Мы встали утром — первый снег
лёг на деревья и на крыши.
В глухую ночь, волчицы тише,
он шёл, как первый человек.

В окно глядим: белым-бело,
и вот легла следов цепочка —
тире-тире и точка-точка —
как две морщины на чело.

Ну, здравствуй, время! Это мы
в твоих объятиях медвежьих
живём, как музыка на свежих
черновиках, и до весны
готовы ждать… Чего?.. Не зна…
Точней, всего — всего, что мучит
и восхищает. Кот мяучит
и лижет руки мне…
Зима…

2.
Вековая сосна отрыдала янтарной живицей,
отгорела рябины багряная, жаркая кисть.
Нагадала кукушка, печальная мудрая птица,
мне короткое счастье и бледную дурочку-жисть.

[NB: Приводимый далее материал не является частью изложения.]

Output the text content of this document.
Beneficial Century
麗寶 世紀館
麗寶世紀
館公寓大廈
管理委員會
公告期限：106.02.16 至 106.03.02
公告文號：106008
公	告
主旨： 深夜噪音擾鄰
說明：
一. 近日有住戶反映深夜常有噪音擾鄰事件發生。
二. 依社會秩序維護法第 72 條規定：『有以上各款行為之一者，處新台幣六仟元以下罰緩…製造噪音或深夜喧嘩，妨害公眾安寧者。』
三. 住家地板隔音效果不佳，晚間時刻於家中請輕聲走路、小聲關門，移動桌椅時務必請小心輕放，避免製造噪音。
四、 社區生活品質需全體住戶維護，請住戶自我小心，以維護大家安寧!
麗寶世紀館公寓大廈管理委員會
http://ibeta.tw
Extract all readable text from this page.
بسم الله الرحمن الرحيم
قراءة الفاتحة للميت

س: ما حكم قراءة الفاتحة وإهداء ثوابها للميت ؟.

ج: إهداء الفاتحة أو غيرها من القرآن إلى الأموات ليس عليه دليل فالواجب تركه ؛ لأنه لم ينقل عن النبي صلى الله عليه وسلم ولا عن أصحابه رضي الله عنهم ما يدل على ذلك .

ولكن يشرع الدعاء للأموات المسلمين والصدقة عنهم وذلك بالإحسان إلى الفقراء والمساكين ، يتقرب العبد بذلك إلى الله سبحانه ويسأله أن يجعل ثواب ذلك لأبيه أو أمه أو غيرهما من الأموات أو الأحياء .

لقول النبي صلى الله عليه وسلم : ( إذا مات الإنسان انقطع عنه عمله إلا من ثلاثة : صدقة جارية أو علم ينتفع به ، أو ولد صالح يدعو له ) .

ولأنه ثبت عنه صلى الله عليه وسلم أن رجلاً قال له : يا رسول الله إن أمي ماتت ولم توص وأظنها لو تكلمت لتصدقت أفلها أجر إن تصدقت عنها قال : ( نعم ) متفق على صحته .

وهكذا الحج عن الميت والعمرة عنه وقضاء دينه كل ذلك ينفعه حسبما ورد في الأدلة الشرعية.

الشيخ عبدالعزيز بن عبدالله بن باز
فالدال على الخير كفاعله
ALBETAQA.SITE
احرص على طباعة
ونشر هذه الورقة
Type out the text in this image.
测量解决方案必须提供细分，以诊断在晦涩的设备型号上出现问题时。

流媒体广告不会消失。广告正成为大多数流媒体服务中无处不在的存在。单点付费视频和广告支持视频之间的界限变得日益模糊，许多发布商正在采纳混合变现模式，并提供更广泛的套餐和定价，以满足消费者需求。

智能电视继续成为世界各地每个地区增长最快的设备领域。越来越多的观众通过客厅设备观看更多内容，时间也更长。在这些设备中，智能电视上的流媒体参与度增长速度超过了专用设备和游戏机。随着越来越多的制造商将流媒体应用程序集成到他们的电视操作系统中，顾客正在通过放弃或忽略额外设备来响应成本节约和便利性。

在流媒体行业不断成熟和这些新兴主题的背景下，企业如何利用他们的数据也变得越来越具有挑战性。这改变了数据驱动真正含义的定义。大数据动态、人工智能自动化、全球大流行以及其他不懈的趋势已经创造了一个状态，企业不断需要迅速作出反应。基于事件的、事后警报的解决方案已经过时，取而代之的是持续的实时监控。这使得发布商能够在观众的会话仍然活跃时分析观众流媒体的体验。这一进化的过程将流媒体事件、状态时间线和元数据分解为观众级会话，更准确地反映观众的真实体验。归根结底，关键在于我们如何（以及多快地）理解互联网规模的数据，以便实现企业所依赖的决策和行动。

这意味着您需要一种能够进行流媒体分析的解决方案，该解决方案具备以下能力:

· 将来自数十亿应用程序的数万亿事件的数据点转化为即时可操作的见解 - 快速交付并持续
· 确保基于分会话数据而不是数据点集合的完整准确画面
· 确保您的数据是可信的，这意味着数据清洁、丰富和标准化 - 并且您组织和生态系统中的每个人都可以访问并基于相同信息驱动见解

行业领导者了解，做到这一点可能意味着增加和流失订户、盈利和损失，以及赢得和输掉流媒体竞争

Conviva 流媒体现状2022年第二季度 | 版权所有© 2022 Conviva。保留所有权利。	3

Я лежу на снегу и небесную тёмную воду
отпиваю ковшами колючих Медведиц. Я знал,
выбираю любовь, и крылатую злую свободу,
и вокзальную копоть плацкарта, и промельки шпал.

Надо мною зажглась голубая бессонная Вега.
Умирать не больнее, чем жить, а тем более петь.
Да, не всё досказал и, мне кажется, многое недо-
пережил, но ещё я могу на снегу каменеть.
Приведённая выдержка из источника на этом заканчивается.